Le infiltrazioni d'acqua facevano marcire i rari puntelli di legno, collocati provvisoriamente per dedicare più tempo all'estrazione.
Dopo i temporali si formavano dei veri torrenti sotterranei, che incrinavano i deboli sostegni e provocavano piccoli crolli.
Il vecchio cieco ascoltava i lamenti impercettibili del monte e un giorno intuì la catastrofe.
Scese nella miniera, dove si muoveva meglio di qualsiasi altro, per salvare i suoi compagni imprudenti: non aveva ancora finito di parlare che una frana di sassi e di fango bloccò tutte le uscite.
Gli uomini si guardarono terrorizzati: l'impeto di un fiume sotterraneo aveva fatto crollare delle gallerie e aperto voragini.
Essi trovarono scampo nel cunicolo più alto, dove l'acqua non poteva arrivare a attesero che quel finimondo cessasse.
Ammucchiarono gli attrezzi superstiti, che sarebbero stati utili per aprirsi la strada della salvezza e si posero uno accanto all'altro, più per sentirsi uniti che per proteggersi dal freddo e dall'umidità.
Il vecchio cieco impose il silenzio e la calma; ordinò che una sola lampada fosse lasciata accesa, per risparmiare l'olio.
Le ore trascorsero e nulla avvenne; l'aria si era appesantita e si respirava a fatica.
Nella fioca luce tremolante si distingueva appena tra loro: c'era chi tremava per il freddo e per la paura, chi pregava per farsi coraggio.
Più nessuno bestemmiava e l'angoscia calava su di loro e segnava i volti.
Anche l'olio dell'ultima lampada si consumò: nel silenzio si udiva solo il singhiozzo dei due ragazzi.
Fuori il frastuono dei crolli aveva richiamato mandriani e cavatori delle cave vicine, ma la speranza di aiutare gli sventurati svanirono presto.
Più nessuno si fidò a riaprire la miniera e quei poveri resti non furono mai estratti.
I morti non hanno pace se non si dà loro una sepoltura cristiana: questi avevano sperato sino all'ultimo ed erano morti maledicendo la negligenza dei soccorritori.
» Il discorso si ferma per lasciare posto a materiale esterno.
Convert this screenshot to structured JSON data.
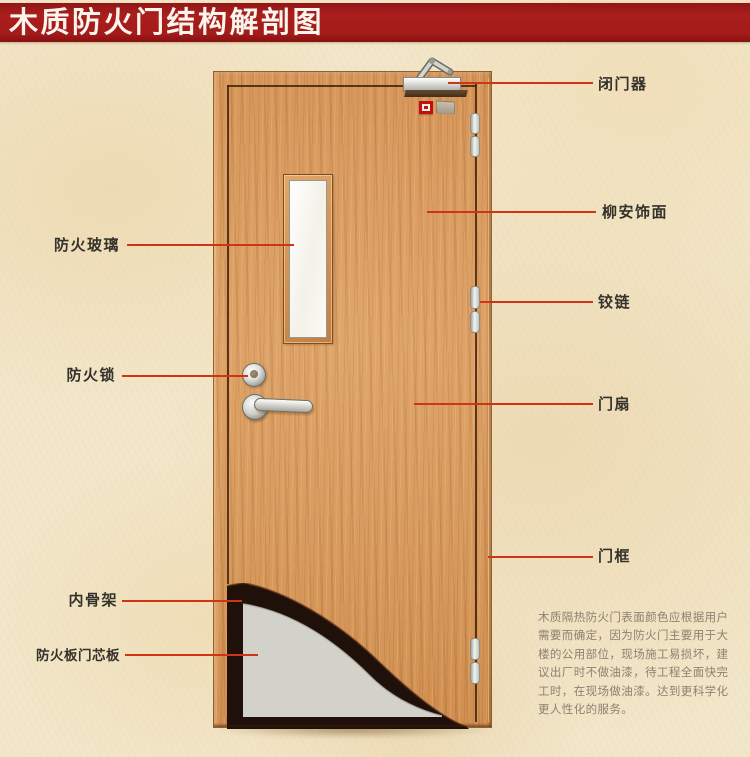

La loro solida casa fu utilizzata come ricovero dei pastori, nella stagione estiva, e come roccolo dei cacciatori, in autunno.
Tutti si sarebbero scordati della vecchia miniera e delle sue vittime, se voci e pianti non si fossero uditi: colpi di piccone e richieste di aiuto sembravano uscire dalla profondità della montagna.
Un pittore girovago, che dipingeva Santi e Madonne sulle facciate
delle cascine, salì alla miniera.
Nessuno lo aveva chiamato, ma spinto da pietà cristiana rappresentò una grande crocifissione e il martirio di alcuni rustici Santi, sulle quattro pareti della casa.
Usò tetri colori per rendere il macabro ricordo di quel luogo: a guardare quegli affreschi si provava il terrore della morte.
Da ragazzo io mi rifugiavo in quella casa durante le notti di tempesta.
Ricordo che lasciavo accesa la lampada a petrolio sino all'alba,
perché le immagini alle pareti mi sembravano dei fantasmi, pronti
ad aggredire.
Nelle notti più scure tenui singhiozzi e improvvisi colpi giungevano dal sottosuolo: io allora pregavo per vincere il terrore!-

Il mandriano terminò il racconto, andandosene come nulla fosse capitato.
Rimasi stupito per quel comportamenti strano, poi tornai ad a mirare quel bel lago placido, limpido, con il cielo riflesso e al pensiero di quei poveretti, sepolti sotto quella massa d'acqua e di rocce, provai tanta pena.